The second, and to some people more worrying, example is the extraordinary outpouring from Donald Trump, a man who is actually running for the Presidency of the United States as candidate of one of the two main parties.
First, he suggested, on television, that President Obama might be part of a terrorist conspiracy: “We’re led by a man who is not tough, not smart, or has something else in mind. . . The something else in mind — people can’t believe it: they can’t believe he’s acting the way he acts and can’t even mention the words ‘radical Islamic terrorism’. There’s something going on.”
Then there was his simple, blank assertion, that Omar Mateen “was born in Afghan, of Afghan parents”, when the man was born in New York City. This is all the more remarkable because he had a (presumably truthful) script in front of him on the teleprompter, but could not resist the urge to lie anyway.
Normal politicians actually seldom lie, though they will often choose their words with care. But it is quite likely that these lies will reward their tellers in ways that the truth never could. The media fact-checkers are powerless against the people’s wish to pull up the drawbridge on their castles in the air. The only thing that would neutralise the liars is that the voters themselves get a sudden craving for the truth.
THIS is a very long way round to the Archbishop of Canterbury’s piece in The Mail on Sunday, but it does, perhaps, explain why it’s more than uplifting waffle. The Archbishop got the splash on the front page to announce he was voting for Remain.
Naturally, the Daily Mail (which hates The Mail on Sunday) ignored the story entirely; but if you actually read the piece, you would find an appeal to the kind of virtues that would give reasons to reject lies and self-deception: “Sacrifice, generosity, vision beyond self-interest, suffering for others, helping the helpless . . . are forward-looking virtues. Those who fought in two world wars were not looking back but forward. Those who built the EU after the two wars, in which millions of Europeans had died, looked forward.”

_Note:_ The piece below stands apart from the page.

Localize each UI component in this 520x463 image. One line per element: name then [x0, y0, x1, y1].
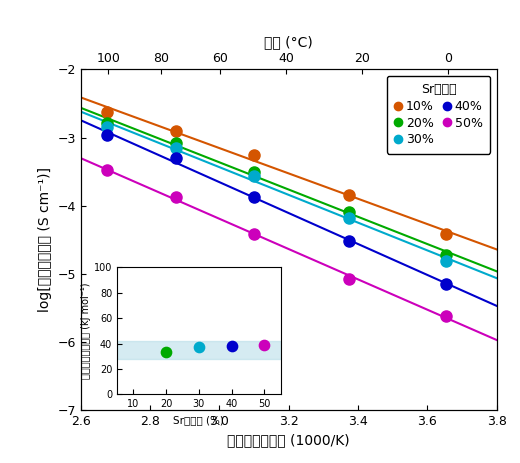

The practice of such optimism would do a lot more for the country than a free press could on its own — but then I remember some of the first YouGov polling I was shown by Linda Woodhead. One question asked whether people thought British society had got better since 1945: 51 per cent thought it had got worse. Among religious groups, only Jews and Muslims thought it had got better. Anglicans, by a margin of 60:25, believe that society has got worse in the intervening years of unprecedented peace and prosperity.

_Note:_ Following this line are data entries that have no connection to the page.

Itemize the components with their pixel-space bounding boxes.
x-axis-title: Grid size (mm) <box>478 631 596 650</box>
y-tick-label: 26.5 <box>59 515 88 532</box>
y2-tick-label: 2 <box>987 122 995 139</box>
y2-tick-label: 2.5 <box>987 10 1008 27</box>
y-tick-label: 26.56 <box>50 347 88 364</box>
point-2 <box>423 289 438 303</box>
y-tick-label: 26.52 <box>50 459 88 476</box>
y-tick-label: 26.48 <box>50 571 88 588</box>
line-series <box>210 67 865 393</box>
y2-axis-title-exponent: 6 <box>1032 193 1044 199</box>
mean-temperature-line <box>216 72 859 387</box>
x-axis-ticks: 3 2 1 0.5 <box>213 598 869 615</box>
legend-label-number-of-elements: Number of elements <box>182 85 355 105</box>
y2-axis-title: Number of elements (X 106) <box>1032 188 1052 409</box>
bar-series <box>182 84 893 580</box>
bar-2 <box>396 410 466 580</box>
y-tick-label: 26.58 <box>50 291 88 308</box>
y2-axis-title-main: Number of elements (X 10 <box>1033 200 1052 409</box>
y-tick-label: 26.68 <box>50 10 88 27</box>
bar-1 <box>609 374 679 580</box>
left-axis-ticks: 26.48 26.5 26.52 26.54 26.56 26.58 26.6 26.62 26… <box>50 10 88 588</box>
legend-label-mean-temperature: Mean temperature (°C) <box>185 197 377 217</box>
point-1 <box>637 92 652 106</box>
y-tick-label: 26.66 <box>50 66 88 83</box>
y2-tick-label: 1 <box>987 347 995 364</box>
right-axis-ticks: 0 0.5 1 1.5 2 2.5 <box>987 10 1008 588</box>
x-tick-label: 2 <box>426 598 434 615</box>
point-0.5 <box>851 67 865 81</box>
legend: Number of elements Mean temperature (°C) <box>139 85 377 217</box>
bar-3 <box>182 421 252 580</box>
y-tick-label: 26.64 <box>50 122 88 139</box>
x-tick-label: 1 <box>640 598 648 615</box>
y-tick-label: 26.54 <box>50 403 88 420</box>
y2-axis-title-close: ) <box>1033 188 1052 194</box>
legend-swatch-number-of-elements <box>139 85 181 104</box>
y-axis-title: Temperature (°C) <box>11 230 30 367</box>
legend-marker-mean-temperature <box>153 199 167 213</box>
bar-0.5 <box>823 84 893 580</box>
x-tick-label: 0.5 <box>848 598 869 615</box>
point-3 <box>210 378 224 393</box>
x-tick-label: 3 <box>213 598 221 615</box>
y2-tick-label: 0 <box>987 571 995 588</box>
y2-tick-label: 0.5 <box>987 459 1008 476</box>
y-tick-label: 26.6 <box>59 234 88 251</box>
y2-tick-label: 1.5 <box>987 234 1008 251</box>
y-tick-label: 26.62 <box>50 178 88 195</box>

It would be interesting to know when and where it all went wrong.
STILL, there was bright news for Scottish tourism in The Guardian, which reported that the Scottish Episcopal Church’s vote for gay marriage “will also raise the prospect of a 21st-century Gretna Green, the border village once famous for runaway weddings of young English couples who had not secured legally required parental approval. By the end of next year, same-sex couples who want a religious wedding may head north.”
And, in 15 years’ time, they may have to cross a border fortified against refugees to get there.